Но если это вас утомляет, не надо. Тогда – лучше молчите, а я буду опять рассказывать вам о Париже, как в тот раз. Но вы могли бы говорить совсем тихо. Правда, если вы будете говорить шепотом, то от этого ваш рассказ станет только прекраснее… Вы родились в Бремене? – Этот вопрос он задал почти беззвучно, с благоговейным и значительным выражением, как будто Бремен – город, не имеющий себе равных, город неописуемых приключений и скрытых красот, родиться в котором – значит быть отмеченным таинственной благодатью.
– Да, представьте себе! – невольно сказала она. – Я из Бремена.
– Я был там однажды, – произнес он задумчиво.
– Боже мой, вы и там были? Вы, господин Шпинель, по-моему, видели все, от Туниса до Шпицбергена.

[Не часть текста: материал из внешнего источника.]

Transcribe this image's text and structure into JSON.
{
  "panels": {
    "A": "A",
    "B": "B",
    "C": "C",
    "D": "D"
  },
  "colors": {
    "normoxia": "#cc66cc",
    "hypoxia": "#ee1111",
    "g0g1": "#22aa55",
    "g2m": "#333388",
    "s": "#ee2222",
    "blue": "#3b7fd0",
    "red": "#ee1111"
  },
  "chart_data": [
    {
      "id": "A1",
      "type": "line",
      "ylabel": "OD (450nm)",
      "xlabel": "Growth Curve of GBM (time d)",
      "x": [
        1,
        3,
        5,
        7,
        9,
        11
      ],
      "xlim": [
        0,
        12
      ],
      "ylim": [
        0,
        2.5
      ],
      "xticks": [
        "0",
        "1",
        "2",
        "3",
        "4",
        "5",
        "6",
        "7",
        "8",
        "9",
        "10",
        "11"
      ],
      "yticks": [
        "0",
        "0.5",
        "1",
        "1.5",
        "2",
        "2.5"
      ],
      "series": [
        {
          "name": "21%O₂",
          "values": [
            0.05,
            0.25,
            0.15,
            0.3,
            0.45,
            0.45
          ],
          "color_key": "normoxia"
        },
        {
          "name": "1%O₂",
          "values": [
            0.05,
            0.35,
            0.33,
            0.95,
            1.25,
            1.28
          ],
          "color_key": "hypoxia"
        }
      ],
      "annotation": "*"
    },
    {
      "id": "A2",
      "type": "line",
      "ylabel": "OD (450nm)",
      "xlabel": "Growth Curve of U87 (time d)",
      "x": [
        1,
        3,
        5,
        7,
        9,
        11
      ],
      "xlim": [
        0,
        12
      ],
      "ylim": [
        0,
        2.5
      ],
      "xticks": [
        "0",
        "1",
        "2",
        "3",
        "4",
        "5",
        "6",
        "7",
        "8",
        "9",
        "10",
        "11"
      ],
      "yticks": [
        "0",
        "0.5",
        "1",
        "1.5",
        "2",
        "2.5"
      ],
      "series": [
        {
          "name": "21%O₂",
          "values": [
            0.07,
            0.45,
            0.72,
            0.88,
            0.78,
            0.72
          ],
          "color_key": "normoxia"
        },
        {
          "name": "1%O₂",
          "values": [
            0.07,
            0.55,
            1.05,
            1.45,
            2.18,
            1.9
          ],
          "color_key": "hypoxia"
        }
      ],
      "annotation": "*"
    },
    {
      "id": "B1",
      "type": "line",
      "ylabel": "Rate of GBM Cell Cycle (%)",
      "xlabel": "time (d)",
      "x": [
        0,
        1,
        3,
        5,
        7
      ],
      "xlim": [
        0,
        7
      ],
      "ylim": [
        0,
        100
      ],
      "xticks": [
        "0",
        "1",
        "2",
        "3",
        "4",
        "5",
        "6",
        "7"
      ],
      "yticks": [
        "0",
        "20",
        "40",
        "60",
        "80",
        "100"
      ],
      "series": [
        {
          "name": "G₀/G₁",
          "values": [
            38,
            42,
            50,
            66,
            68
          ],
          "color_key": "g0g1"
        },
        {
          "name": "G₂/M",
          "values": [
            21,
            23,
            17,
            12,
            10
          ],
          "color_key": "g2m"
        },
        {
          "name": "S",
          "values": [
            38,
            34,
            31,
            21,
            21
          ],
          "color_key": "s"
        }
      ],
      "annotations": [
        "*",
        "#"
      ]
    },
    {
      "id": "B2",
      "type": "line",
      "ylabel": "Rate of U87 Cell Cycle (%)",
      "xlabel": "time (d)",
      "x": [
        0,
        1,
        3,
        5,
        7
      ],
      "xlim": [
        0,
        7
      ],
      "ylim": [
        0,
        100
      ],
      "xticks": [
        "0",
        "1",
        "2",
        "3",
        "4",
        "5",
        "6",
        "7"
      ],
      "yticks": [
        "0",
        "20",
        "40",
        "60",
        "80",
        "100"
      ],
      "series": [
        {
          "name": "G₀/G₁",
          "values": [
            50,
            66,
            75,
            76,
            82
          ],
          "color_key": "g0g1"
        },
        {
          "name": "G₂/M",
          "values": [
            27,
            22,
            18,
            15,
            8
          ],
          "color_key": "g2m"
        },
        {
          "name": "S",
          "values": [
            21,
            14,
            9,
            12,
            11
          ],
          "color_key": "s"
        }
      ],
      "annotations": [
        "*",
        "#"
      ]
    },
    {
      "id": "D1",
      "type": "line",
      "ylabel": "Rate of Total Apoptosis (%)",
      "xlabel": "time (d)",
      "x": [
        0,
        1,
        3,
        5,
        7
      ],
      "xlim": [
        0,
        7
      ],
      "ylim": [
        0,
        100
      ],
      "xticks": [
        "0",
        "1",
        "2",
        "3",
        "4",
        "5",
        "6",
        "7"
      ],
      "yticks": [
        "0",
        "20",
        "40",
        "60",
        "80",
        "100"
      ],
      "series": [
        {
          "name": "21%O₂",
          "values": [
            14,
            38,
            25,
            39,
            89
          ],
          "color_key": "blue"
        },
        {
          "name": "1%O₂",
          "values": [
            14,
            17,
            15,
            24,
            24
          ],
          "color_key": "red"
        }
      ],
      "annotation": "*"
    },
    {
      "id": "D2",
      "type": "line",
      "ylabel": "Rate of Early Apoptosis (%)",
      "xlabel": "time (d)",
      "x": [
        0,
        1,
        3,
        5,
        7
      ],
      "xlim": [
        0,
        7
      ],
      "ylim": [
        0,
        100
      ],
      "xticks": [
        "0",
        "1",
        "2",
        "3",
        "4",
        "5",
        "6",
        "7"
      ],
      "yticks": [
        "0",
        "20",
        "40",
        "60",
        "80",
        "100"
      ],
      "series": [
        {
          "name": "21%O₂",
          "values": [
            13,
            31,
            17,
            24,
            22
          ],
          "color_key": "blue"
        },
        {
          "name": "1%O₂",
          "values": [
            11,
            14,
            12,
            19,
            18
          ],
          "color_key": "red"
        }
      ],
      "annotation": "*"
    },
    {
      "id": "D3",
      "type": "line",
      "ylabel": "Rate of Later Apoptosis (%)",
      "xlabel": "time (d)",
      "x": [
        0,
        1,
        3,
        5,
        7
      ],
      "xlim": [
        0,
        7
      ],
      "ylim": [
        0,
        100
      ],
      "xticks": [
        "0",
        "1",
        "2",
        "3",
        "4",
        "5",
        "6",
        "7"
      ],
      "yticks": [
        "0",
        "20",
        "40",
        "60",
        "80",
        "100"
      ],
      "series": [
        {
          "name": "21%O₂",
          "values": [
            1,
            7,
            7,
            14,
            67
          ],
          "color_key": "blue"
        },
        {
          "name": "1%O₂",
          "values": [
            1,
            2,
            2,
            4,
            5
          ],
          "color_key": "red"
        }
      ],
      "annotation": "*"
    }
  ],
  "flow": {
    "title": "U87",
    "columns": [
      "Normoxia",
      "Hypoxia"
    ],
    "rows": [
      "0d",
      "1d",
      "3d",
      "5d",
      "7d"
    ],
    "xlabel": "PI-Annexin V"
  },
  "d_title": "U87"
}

– Да, я был там однажды, – повторил он. – Всего несколько часов, вечером. Я помню старинную узкую улицу, над ее островерхими крышами косо и странно висела луна. Потом я был еще в погребке, где пахло вином и гнилью. Это такие волнующие воспоминания…
– В самом деле? Где же это могло быть? Да, я тоже родилась в таком вот сером доме с островерхой крышей, в старом купеческом доме с гулкими полами и побеленной галереей.
– Ваш батюшка, стало быть, купец? – спросил он, помедлив.
– Да. Но прежде всего он артист.
– А! А! В каком же роде?
– Он играет на скрипке… Но это мало что говорит. Важно, как он играет, господин Шпинель! При некоторых звуках у меня всегда навертывались на глаза жгучие слезы, каких у меня больше никог-да не бывало.
Вы не поверите…
– Я верю! Ах, верю ли я… Скажите мне, сударыня, семья ваша, конечно, старинная? Должно быть, уже не одно поколение жило, работало и ушло в лучший мир в этом сером доме с островерхой крышей?
– Да… Почему, собственно, вы об этом спрашиваете?
– Потому что часто случается, что род, в котором живут практические, бюргерские, трезвые традиции, к концу своих дней вновь преображает себя в искусстве.